Budget provision hits mug shot websites

Published 12:00 am Tuesday, June 3, 2014

RALEIGH (AP) — A provision in the Senate budget bill passed last week would create restrictions for online jail mug shots and ban companies from charging people to take them down.
Slipped into the $21.2 billion budget, the measure is aimed at companies that profit by posting the mug shots online. It’s one of several provisions in the 275-page budget that does not appear to be directly related to government spending. Critics have lamented so-called “special provisions” in previous budgets saying they should be considered separately.
Sen. Thom Goolsby, R-New Hanover, said it was narrowly tailored to only apply to commercial websites. He said he was alerted to the mug shot websites by NC Justice Center.
John Bussian, attorney with the North Carolina Press Association, said the provision could have far-reaching impacts on the freedom of the press.

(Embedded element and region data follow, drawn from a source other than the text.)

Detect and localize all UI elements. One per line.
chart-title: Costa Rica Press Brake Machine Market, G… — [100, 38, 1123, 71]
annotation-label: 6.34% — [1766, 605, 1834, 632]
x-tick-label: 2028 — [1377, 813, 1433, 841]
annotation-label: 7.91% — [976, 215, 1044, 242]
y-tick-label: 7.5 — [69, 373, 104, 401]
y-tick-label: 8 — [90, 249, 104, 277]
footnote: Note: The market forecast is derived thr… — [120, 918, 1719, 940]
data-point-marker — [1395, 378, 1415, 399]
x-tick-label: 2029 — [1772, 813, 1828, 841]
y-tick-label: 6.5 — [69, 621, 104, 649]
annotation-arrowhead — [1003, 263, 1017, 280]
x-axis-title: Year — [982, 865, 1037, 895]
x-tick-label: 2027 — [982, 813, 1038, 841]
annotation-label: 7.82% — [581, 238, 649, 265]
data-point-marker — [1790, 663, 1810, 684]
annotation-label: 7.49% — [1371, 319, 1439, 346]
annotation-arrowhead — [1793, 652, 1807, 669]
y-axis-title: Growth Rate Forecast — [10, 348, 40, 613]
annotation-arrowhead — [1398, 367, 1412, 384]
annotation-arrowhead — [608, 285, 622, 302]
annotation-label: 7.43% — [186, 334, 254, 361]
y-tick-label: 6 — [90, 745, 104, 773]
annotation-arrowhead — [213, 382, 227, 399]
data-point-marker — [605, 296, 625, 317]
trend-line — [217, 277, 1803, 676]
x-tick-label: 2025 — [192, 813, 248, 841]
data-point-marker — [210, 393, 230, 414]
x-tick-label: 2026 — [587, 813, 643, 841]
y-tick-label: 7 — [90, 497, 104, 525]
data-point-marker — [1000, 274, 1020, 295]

“The consequences of passing something like this would easily be felt in other areas because that idea could be transported from one kind of record to the next to the next to the next,” Bussian said.
The intent is to prevent extortion and protect citizens who have been charged with a crime then cleared, said Goolsby.
“We are not doing it in any way to restrict newspapers,” he said.
He said he was open to possibly changing the language if it infringed on newspapers or created challenges to the open records law.
Rep. Leo Daughtry, a budget writer on the House Judiciary Committee, said the provision shouldn’t be in the budget.
“It should go to the Judiciary Committee. Then you can amend it and fix it and decide whether it’s good public policy,” said Daughtry, R-Johnston.
The bill would require a publisher of a print publication or website operator to remove any mug shots and any other personal or criminal record information within 15 days when requested to do so, if the person’s charges were dismissed or they were acquitted. If the website or paper refuses, they would be fined $100 per week. After 45 days, there would be a “presumption of defamation of character.”
Any person requesting a copy of a mug shot must provide a written statement promising not to post the photo on a website that requires a fee for it to be removed.
Eight other states have passed laws outlawing these type of websites. North Carolina’s law is based on Utah’s, according to Bill Rowe, an attorney with the NC Justice Center.
Rowe said the provision was meant to prevent and stop the exploitation of innocent people.
“The idea was not to limit the press but more to stop charging folks fees who are actually not guilty of a crime to get their mug shots taken down off the internet,” he said.
It’s questionable whether mug shots are actually public records in North Carolina, said Frayda Bluestein, a professor at the UNC School of Government. She argued the mug shot should be considered a “criminal investigative record” and law enforcement agencies have no obligation to disclose them to the public.
Bussian disagreed with Bluestein and believes mug shots are public record.
The provision could still be taken out of the budget when the House votes on it. But if it’s retained, it would take effect Dec. 1.
The House will release its budget this week, and the two will go into a conference committee to hammer out a final budget.